Un senso di schifo mi ingombra il cervello. Come avessi un rospo in gola e lo dovessi sputare ma, non riuscendoci, il mostro salisse dal collo alla nuca fino a installarsi nel cervello. Lì giunto, invece di schifarsi lui – pur ne avrebbe donde, povera bestia – mi schifo io che non riesco a liberarmi della nausea che mi procura l’immondo animale. La schifezza ha preso possesso di me.

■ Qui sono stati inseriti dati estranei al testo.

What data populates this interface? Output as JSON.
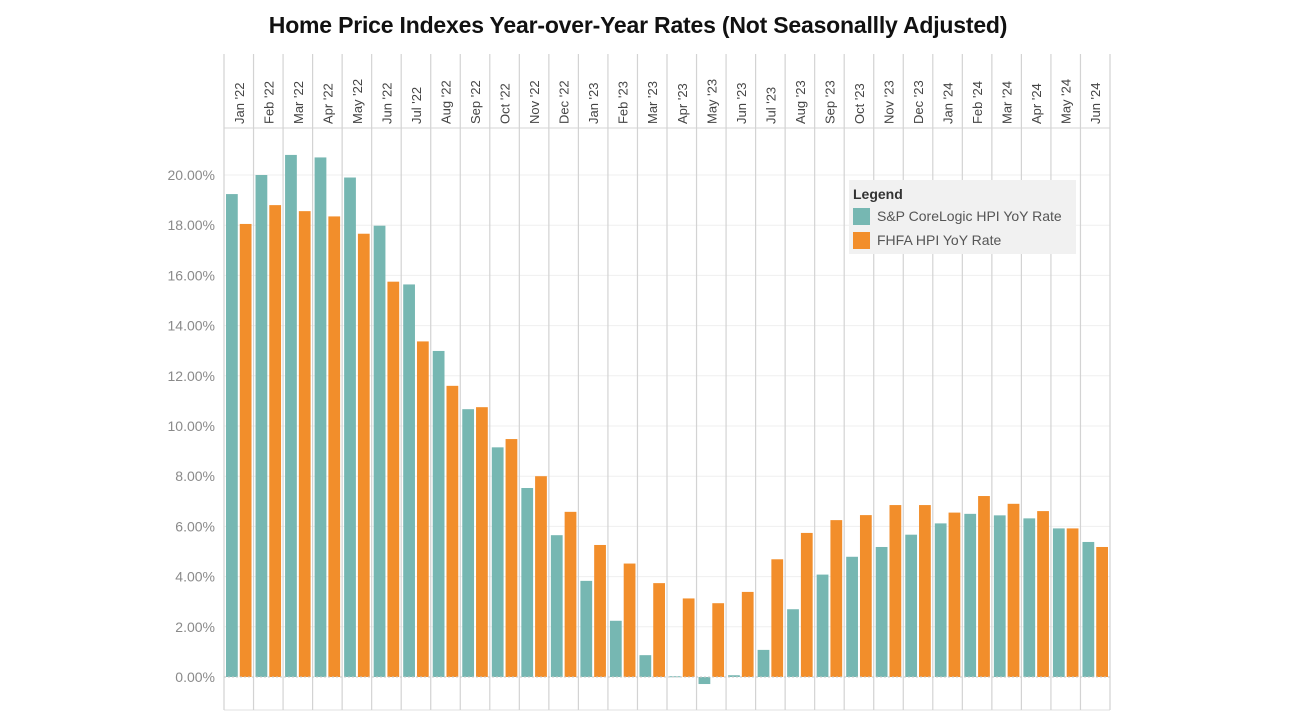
{
  "chart_data": {
    "type": "bar",
    "title": "Home Price Indexes Year-over-Year Rates (Not Seasonallly Adjusted)",
    "xlabel": "",
    "ylabel": "",
    "ylim": [
      -1.3,
      21.5
    ],
    "yticks": [
      0,
      2,
      4,
      6,
      8,
      10,
      12,
      14,
      16,
      18,
      20
    ],
    "ytick_labels": [
      "0.00%",
      "2.00%",
      "4.00%",
      "6.00%",
      "8.00%",
      "10.00%",
      "12.00%",
      "14.00%",
      "16.00%",
      "18.00%",
      "20.00%"
    ],
    "grid": true,
    "legend_position": "top-right",
    "categories": [
      "Jan '22",
      "Feb '22",
      "Mar '22",
      "Apr '22",
      "May '22",
      "Jun '22",
      "Jul '22",
      "Aug '22",
      "Sep '22",
      "Oct '22",
      "Nov '22",
      "Dec '22",
      "Jan '23",
      "Feb '23",
      "Mar '23",
      "Apr '23",
      "May '23",
      "Jun '23",
      "Jul '23",
      "Aug '23",
      "Sep '23",
      "Oct '23",
      "Nov '23",
      "Dec '23",
      "Jan '24",
      "Feb '24",
      "Mar '24",
      "Apr '24",
      "May '24",
      "Jun '24"
    ],
    "series": [
      {
        "name": "S&P CoreLogic HPI YoY Rate",
        "color": "#76b7b2",
        "values": [
          19.24,
          20.0,
          20.8,
          20.7,
          19.9,
          17.98,
          15.64,
          12.99,
          10.67,
          9.15,
          7.53,
          5.65,
          3.83,
          2.24,
          0.87,
          0.03,
          -0.28,
          0.07,
          1.08,
          2.7,
          4.08,
          4.79,
          5.18,
          5.67,
          6.12,
          6.5,
          6.44,
          6.32,
          5.92,
          5.38
        ]
      },
      {
        "name": "FHFA HPI YoY Rate",
        "color": "#f28e2b",
        "values": [
          18.05,
          18.8,
          18.56,
          18.35,
          17.66,
          15.75,
          13.37,
          11.6,
          10.75,
          9.48,
          8.0,
          6.58,
          5.26,
          4.52,
          3.74,
          3.13,
          2.94,
          3.39,
          4.69,
          5.74,
          6.25,
          6.45,
          6.85,
          6.85,
          6.55,
          7.21,
          6.9,
          6.61,
          5.92,
          5.18
        ]
      }
    ],
    "legend_title": "Legend"
  }
}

Il rospo che ho nel cervello – ma potrebbe essere anche uno scarafaggio o un ibrido schifoso – mi trasmette un senso di schifo universale. La nausea o qualcosa di peggio: la schifezza che è ovunque. Dentro di me e fuori di me. Dentro casa e fuori casa. La schifezza si manifesta sotto forma di insetti che escono dai tombini e invadono le strade, le automobili, gli uffici. Chiudo porte e finestre ma non c’è verso. Gli scarafaggi escono dai rubinetti, dai buchi dei lavandini, dal cesso. Non c’è verso perché anche i versi dei libri si riversano su di me come scarafaggi e attivi parassiti. Le parole degli altri sono mostruose. Accendo la televisione per avere notizie e dallo schermo escono ancora questi coriacei scarafaggi che schiaccio sotto i piedi sentendone tutta la durezza della corazza che pur cede rilasciando una poltiglia gelatinosa che mi afferra la gola e procura il vomito. E dalla bocca che si apre e allarga più che può sotto lo sforzo del singulto escono scarafaggi e scorpioni mentre il rospo nella testa mangia il cervello e divora il mio spirito.
La schifezza ottunde i miei sensi che non percepiscono altro che schifo. Mi ritrovo gettato nella schifezza senza sapere come uscirne. Le cose, che hanno ora le sembianze degli insetti neri, mi schiacciano come io prima schiacciavo gli scarafaggi. Cose, oggetti, prodotti, roba: tutto mi schiaccia. La schifezza mi risucchia nella schifezza impedendo ai sensi di dare al mondo uno o più sensi. La vista dell’occhio, il tatto delle mani, l’udito dell’orecchio, l’olfatto del naso, il gusto della lingua. Tutti percepiscono lo Stesso senso: la schifezza. Come se la schifezza li abitasse. Come gli scarafaggi che continuano a uscire dalle fogne delle strade e dai lavandini dell’appartamento. L’unico senso possibile sembra essere il raspo del rospo che cena con il pasto del mio nudo cervello. Quando avrà finito con la testa scenderà e passerà al cuore su cui zampettano gli scarafaggi trasformandolo da rosso in nero. Il senso dello schifo mi impedisce di provare piacere e dolore. Tutto è ingoiato da nausea e inedia che mi fanno vomitare lo schifo dell’immondo. Sputo il rospo.
La schifezza non mi lascia mai. Il mostro che mi mangia il cervello è onnipresente. Il cervello ricresce per farsi mangiare. E’ il cervello stesso a credere di creare il suo mostro per farsi mangiare e ricrescere. Come se il cervello avesse bisogno di un mostro per funzionare, per essere vivo. Un nemico interno da cui dipendono la vita e la morte, la salute e la malattia, il bello e il brutto, la verità e l’errore. Il bene e il male.